Since her death, he’s been working again, and he has begun to establish himself as a leader in multiple off-the-radar fight-training groups.
He’s well-versed in Ju Jitsu, Tai Chi, and Ba Gua in addition to boxing, and I think part of the reason he rarely competes himself is because he’s forever getting other people ready to compete. But most of this happens in gravel lots and other mostly-unnoticed spaces where two or three or six people can gather to push themselves to advance in their arts. Once in a while he mentions having been asked to leave a particular area, which I find fascinating. Rarely would a group of people playing rugby or practicing BMX bike tricks be asked to leave a field, lot or park. But martial arts and fight training — no matter how controlled — outside of a clean, brightly-lit gym scares people.

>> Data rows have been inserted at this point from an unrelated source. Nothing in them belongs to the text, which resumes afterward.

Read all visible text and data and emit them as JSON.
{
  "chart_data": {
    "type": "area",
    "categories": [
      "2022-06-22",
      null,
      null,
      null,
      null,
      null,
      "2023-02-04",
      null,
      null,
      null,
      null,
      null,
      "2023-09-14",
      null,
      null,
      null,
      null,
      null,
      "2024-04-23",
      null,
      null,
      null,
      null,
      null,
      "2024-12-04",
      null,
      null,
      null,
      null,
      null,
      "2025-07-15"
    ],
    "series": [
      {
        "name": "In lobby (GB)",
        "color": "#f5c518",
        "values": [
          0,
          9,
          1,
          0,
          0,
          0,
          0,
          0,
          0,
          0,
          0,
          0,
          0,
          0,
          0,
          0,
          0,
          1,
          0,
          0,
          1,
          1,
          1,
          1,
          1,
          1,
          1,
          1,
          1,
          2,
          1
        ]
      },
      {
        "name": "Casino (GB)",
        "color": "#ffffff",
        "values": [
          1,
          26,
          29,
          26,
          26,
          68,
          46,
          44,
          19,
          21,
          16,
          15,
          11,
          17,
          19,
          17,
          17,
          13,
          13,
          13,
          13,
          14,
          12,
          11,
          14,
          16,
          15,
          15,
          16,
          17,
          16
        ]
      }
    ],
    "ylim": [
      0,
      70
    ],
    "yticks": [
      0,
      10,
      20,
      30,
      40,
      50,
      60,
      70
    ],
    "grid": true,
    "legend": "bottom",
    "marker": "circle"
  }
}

Mostly our empty gravel lot has been a good place to work (I fell in love with the chickens we discovered there), although we’ve also trained on a quiet wooded slope, on a concrete slab in an unused picnic shelter, and once in a wide grassy space near an empty playground. We keep a weather eye out for official-looking people who might be approaching to ask us to leave, but it’s only happened one time so far.
Sometimes we’re accosted by curious passers-by, but Jay handles them with diplomacy. On our last hard sparring day a man who seemed to know Jay waited patiently until we were between rounds and asked him, “Hey, when’s your fight?”
I bit my lip to keep from grinning, and resolutely kept my mouth shut.
“Not my fight, man,” Jay responded equably. “Hers.”
I counted a couple of heartbeats before the man stammered out his reply. “What? Hers?”
“Yeah. Saturday night. In Atlanta.” Jay bounced lightly in his boxer’s shuffle as we waited on the bell for the next round.
“Wow, really? Huh.” And he politely tipped his head in my direction and settled himself on a concrete lot bumper to watch us work.
I kicked it up about three notches in my pride.
During one of the next few rounds I heard our viewer speak directly to me. “He’s dropping his left glove a lot. Give him a straight right.” I considered the last few combination exchanges, bided my time, and soon enough caught Jay with my right, straight over the glove. I heard a satisfied grunt from the sidelines.
These kinds of exchanges have made me incredibly happy, in ways that I think I would never have experienced inside a gym.
One man Jay and I were talking to asked me if people actually had to buy tickets to get in to see my upcoming fight. “Hell yeah,” I told him. “VIP seats are a hundred bucks apiece.”
Jay didn’t say a word. He just put on his best Hollywood smile.